What is futarchy?
Futarchy is a governance model first proposed by economist Robin Hanson: rather than voting on what to do, participants trade on the predicted outcome of each option. The option the market believes will produce the best result is the one that gets implemented. Applied to Lumena: instead of token holders voting yes or no on a proposal, they trade in decision markets that answer: “Would this proposal make the protocol more valuable, or less?” If the market says more — the proposal passes. If less — it fails.Decision markets are prediction markets where the topic is directly targeted at a particular decision — asking about the consequences of a particular choice to make those market estimates and advice as directly actionable as possible. In many organizations, people pretend to be trying to collect information in order to make the best decisions overall for the organization. But what they are actually doing is a lot of politics deciding who is in which side and who has the majority of influence. — Robin Hanson (economist, inventor of futarchy/decision markets)
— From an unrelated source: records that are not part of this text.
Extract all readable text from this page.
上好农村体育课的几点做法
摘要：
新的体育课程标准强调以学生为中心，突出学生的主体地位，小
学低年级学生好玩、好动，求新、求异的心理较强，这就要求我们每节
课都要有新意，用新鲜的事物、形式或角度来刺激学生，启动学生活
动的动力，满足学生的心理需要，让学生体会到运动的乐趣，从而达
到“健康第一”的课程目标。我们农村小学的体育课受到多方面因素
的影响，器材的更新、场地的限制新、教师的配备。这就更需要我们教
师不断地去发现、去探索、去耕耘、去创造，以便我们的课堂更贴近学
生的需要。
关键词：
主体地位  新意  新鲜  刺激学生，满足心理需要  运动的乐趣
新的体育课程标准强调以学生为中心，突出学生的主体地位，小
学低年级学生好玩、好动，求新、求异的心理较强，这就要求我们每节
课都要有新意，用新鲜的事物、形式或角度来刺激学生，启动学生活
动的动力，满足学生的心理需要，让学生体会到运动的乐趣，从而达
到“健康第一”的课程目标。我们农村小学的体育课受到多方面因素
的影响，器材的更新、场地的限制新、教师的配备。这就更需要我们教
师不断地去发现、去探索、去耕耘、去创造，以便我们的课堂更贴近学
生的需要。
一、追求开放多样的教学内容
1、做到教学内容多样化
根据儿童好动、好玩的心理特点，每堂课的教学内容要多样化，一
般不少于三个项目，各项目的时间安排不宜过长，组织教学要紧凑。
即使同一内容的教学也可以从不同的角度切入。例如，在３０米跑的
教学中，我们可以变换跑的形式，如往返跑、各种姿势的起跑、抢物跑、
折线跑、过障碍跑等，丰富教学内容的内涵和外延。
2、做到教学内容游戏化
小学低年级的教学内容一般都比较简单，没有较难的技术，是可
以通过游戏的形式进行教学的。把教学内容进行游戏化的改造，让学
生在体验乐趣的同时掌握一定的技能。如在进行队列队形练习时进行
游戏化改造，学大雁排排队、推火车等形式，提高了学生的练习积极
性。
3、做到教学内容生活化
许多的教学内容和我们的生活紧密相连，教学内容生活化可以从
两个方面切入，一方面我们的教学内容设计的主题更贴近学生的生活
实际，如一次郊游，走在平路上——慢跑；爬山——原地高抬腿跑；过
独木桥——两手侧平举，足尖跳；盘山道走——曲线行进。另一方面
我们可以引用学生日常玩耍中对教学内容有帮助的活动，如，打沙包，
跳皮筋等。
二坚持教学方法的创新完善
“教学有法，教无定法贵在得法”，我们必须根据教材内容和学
Why it’s better than token voting
Token voting has a well-documented failure mode: whoever accumulates the most tokens controls the outcome regardless of judgment or intent. Large holders can pass proposals that extract value from the protocol. Voting is free — there is no accountability for being wrong. Futarchy changes this by requiring skin in the game. To influence a governance outcome, you put money behind your conviction. If you’re wrong, you lose. This creates a strong selection effect toward honest, well-reasoned governance participation.| Dimension | Token Voting | Futarchy (Lumena) |
|---|---|---|
| Who decides | Largest token holders | The market aggregate |
| Incentive to be right | None — voting is free | Yes — wrong bets lose money |
| Resistant to capture | Low | High |
| Requires informed participation | No | Yes, to profit |
| Used by Lumena | ✗ | ✓ |
How it works in Lumena
When a governance proposal is submitted, two decision markets open:- YES market: “What is the value of Project if this proposal passes?”
- NO market: “What is the value of Project if this proposal fails?”